William Berra continues to paint landscapes of Europe, both city (Venice, Paris, London, etc.) and country (Tuscany, Provence, Santorini, Mykonos, etc.). He makes annual trips to the Hawaiian Islands, where dramatic scenery and weather inspire atmospheric landscape paintings. Northern New Mexico is also a subject.
Throughout his career, Berra has produced occasional still life paintings using the same approach that he uses in his figurative paintings: he simplifies the motif and presents it on an abstracted background. Many of his works, whatever the subject, use negative space to isolate the subject.

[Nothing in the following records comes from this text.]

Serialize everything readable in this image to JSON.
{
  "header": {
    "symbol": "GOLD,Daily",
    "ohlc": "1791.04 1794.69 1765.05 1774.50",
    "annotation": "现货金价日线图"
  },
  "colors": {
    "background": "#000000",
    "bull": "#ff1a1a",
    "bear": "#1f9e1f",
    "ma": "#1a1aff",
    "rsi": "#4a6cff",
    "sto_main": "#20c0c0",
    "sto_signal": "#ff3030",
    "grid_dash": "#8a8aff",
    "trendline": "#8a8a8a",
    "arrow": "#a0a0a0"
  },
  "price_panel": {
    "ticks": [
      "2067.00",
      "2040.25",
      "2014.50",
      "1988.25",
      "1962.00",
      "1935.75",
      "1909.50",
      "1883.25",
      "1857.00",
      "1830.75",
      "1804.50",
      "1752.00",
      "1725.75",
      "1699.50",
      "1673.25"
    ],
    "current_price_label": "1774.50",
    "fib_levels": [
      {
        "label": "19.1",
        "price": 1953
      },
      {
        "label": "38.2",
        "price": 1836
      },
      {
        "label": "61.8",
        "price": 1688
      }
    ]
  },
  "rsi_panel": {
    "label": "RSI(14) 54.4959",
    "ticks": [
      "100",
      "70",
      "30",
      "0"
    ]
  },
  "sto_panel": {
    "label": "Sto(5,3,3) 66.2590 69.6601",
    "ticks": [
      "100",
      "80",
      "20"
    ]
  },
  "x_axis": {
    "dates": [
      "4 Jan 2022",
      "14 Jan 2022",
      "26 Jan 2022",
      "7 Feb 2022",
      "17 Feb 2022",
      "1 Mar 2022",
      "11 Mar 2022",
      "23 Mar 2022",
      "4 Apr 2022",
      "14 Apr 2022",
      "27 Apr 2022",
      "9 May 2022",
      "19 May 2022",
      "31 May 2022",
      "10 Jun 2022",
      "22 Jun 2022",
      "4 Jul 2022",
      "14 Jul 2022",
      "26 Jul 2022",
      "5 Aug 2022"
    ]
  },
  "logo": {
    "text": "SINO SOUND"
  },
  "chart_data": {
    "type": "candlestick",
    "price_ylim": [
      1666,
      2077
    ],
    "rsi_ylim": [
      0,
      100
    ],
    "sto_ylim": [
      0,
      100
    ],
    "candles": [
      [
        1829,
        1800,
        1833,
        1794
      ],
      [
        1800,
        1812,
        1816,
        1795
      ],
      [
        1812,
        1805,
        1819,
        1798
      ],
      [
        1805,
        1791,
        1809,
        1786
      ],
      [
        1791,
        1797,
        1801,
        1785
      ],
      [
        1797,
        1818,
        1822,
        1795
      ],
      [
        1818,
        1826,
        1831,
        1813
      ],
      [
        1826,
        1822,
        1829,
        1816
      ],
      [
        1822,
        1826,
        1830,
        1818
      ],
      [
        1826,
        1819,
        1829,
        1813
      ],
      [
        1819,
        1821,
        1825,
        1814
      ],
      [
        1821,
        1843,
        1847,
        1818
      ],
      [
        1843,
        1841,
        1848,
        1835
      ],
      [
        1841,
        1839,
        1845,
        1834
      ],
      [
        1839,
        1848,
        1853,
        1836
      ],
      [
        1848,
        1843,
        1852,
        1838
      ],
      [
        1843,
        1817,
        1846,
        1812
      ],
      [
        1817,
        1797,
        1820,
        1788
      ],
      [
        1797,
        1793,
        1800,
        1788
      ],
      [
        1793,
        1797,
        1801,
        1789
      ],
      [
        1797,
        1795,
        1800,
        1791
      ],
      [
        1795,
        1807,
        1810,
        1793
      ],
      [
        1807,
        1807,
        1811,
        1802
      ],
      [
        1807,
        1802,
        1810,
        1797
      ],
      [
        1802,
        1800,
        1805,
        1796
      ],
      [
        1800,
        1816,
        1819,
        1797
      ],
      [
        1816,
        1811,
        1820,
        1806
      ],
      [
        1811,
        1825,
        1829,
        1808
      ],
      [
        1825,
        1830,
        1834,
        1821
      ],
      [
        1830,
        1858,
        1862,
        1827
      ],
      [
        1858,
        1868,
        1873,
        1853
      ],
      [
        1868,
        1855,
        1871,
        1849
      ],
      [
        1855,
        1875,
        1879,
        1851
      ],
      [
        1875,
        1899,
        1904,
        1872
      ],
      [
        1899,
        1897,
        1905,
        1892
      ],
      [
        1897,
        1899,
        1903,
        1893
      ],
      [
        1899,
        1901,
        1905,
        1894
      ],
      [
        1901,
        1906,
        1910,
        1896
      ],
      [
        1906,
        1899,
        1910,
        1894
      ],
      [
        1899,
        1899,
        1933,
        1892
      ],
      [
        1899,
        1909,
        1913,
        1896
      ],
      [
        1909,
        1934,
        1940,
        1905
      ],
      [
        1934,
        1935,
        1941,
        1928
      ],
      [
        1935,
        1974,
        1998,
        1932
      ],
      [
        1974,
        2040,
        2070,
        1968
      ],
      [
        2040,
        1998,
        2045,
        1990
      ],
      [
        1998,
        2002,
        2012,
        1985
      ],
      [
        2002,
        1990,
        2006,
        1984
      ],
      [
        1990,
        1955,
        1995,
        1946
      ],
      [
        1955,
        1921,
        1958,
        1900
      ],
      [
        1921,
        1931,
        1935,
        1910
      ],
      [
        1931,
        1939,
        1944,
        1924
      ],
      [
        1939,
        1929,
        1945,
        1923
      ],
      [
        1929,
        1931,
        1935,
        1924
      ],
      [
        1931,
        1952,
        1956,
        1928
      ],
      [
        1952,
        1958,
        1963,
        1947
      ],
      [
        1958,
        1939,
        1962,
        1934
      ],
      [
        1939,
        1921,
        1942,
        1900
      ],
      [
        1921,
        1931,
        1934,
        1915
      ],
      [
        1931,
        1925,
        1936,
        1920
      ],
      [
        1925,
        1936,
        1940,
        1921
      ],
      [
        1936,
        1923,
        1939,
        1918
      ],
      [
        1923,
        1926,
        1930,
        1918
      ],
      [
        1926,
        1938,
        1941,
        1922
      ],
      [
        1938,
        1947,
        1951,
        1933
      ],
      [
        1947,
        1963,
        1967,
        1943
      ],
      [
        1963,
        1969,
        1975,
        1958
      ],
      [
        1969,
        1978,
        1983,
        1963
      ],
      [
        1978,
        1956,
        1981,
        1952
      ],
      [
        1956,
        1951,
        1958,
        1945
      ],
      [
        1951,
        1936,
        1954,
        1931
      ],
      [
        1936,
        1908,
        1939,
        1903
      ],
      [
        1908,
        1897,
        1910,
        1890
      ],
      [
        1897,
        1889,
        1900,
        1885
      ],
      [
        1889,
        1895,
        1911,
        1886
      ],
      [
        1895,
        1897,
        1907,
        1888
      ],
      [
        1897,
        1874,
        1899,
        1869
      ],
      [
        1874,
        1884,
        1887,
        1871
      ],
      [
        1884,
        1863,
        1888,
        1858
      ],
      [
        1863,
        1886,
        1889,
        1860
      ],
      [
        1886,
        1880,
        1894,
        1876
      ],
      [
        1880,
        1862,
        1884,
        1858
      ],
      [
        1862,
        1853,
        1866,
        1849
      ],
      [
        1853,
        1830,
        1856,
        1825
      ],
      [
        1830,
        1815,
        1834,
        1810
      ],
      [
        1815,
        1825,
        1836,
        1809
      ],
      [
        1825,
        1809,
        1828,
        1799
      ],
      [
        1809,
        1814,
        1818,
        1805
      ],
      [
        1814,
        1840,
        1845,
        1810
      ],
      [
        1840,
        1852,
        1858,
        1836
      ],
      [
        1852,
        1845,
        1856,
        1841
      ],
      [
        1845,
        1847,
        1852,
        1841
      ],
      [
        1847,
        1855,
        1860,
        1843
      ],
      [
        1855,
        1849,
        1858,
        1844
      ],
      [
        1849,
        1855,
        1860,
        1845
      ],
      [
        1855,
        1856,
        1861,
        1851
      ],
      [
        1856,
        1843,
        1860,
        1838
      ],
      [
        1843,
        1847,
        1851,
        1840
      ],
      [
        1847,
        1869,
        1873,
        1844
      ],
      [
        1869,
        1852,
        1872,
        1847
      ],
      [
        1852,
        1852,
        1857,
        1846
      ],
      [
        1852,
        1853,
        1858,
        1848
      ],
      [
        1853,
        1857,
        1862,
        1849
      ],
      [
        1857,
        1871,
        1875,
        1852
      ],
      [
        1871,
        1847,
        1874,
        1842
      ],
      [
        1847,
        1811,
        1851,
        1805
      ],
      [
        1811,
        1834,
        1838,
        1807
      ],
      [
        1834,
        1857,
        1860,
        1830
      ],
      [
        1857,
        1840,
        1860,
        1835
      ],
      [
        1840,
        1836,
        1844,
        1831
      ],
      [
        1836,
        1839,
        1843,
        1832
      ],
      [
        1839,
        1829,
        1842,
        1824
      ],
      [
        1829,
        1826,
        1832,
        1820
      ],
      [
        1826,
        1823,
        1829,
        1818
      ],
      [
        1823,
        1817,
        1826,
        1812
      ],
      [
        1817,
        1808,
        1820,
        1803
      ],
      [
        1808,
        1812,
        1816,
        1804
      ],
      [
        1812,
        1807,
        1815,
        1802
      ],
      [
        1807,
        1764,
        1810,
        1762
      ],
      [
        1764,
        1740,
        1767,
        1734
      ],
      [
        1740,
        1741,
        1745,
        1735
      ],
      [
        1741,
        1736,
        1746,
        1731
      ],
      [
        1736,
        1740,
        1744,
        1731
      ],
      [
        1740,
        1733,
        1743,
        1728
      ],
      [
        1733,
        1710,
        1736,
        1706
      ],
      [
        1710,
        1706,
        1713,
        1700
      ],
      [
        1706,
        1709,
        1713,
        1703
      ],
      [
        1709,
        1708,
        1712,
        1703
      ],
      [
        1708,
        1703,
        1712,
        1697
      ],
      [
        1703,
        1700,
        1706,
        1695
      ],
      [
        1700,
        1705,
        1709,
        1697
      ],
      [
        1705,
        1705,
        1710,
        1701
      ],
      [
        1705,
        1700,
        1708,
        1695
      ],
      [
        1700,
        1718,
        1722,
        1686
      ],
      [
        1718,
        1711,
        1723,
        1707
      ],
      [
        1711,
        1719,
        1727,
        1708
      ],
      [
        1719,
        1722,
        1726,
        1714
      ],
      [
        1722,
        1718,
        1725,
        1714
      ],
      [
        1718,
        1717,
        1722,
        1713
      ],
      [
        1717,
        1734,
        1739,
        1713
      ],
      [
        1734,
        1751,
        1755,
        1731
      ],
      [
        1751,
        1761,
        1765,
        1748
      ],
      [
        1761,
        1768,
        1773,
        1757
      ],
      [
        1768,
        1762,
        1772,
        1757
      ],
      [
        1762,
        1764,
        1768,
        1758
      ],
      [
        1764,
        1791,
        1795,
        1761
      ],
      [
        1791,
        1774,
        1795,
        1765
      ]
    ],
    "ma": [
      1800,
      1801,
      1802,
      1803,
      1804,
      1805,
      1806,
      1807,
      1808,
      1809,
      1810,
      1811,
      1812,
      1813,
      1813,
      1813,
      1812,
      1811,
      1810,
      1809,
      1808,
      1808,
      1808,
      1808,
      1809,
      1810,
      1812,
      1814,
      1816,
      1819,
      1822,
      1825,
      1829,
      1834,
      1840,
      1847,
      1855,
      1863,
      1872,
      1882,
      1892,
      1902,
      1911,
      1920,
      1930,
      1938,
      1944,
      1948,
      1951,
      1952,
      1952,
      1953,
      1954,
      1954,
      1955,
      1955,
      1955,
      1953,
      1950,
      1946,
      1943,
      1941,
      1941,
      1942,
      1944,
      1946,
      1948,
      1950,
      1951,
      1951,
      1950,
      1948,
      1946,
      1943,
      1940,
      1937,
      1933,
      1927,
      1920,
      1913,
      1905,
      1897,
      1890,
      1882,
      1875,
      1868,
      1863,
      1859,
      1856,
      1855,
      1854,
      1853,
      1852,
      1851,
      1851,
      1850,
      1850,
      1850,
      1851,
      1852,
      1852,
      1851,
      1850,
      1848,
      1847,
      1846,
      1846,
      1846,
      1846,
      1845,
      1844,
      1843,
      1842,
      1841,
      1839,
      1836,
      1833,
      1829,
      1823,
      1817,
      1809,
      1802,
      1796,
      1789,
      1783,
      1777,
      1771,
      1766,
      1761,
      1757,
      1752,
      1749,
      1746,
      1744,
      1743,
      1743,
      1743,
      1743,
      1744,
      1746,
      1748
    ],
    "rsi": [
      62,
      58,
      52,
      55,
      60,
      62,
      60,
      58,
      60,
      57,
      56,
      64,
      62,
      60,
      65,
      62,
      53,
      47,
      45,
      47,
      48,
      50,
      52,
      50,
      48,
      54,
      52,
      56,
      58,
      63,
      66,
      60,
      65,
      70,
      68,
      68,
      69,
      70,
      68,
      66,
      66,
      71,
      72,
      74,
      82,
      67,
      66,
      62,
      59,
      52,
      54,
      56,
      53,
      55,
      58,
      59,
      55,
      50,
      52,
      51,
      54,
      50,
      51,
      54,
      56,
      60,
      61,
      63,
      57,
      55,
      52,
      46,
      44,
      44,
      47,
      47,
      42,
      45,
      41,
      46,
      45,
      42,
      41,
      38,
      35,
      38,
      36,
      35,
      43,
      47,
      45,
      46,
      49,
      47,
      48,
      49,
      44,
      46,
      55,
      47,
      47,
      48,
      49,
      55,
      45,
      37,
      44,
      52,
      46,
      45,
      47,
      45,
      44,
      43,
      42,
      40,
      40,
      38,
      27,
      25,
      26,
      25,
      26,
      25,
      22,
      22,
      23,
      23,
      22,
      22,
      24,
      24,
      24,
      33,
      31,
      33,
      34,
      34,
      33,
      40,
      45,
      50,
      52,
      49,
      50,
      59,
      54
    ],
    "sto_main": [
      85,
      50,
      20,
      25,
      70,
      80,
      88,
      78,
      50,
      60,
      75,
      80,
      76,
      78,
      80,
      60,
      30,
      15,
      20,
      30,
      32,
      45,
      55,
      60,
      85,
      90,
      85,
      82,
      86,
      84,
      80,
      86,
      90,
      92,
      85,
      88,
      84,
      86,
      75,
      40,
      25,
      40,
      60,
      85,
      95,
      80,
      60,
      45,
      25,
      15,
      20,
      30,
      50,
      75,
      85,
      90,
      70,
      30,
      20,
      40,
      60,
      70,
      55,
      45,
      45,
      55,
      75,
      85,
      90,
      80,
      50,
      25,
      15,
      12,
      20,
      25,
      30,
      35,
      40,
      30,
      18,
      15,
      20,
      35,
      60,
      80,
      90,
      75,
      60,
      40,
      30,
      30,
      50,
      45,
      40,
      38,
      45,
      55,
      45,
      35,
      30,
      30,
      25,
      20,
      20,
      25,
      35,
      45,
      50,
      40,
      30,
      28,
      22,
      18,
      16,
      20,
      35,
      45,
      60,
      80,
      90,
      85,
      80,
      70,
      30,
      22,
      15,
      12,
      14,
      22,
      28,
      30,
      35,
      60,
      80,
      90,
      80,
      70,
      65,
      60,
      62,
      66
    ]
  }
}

Berra also continues to develop his beach scenes and figurative paintings. He said this about a painting from his Diving Platform series: "I've been painting landscapes, beach scenes and figurative work for decades. Diving Platform, Dusk includes elements from them all: the reflective water, the evening sky, the figures. This painting represents a new phase in my figurative work. Elements that I've long worked with are combined in different ways. The atmosphere of the sunset sky and the way it reflects in the water gives a mood to the figures."
Of Berra's latest work, Nedra Matteucci of Nedra Matteucci Galleries, Santa Fe, says "His paintings have new depth, from surprising figurative work to landscapes that contrast both the familiar and uncommon. His current varied technique and style in oil, with some on gold-colored metal leaf, create exciting paintings of people, birds, cattle, and colorful vistas near and far."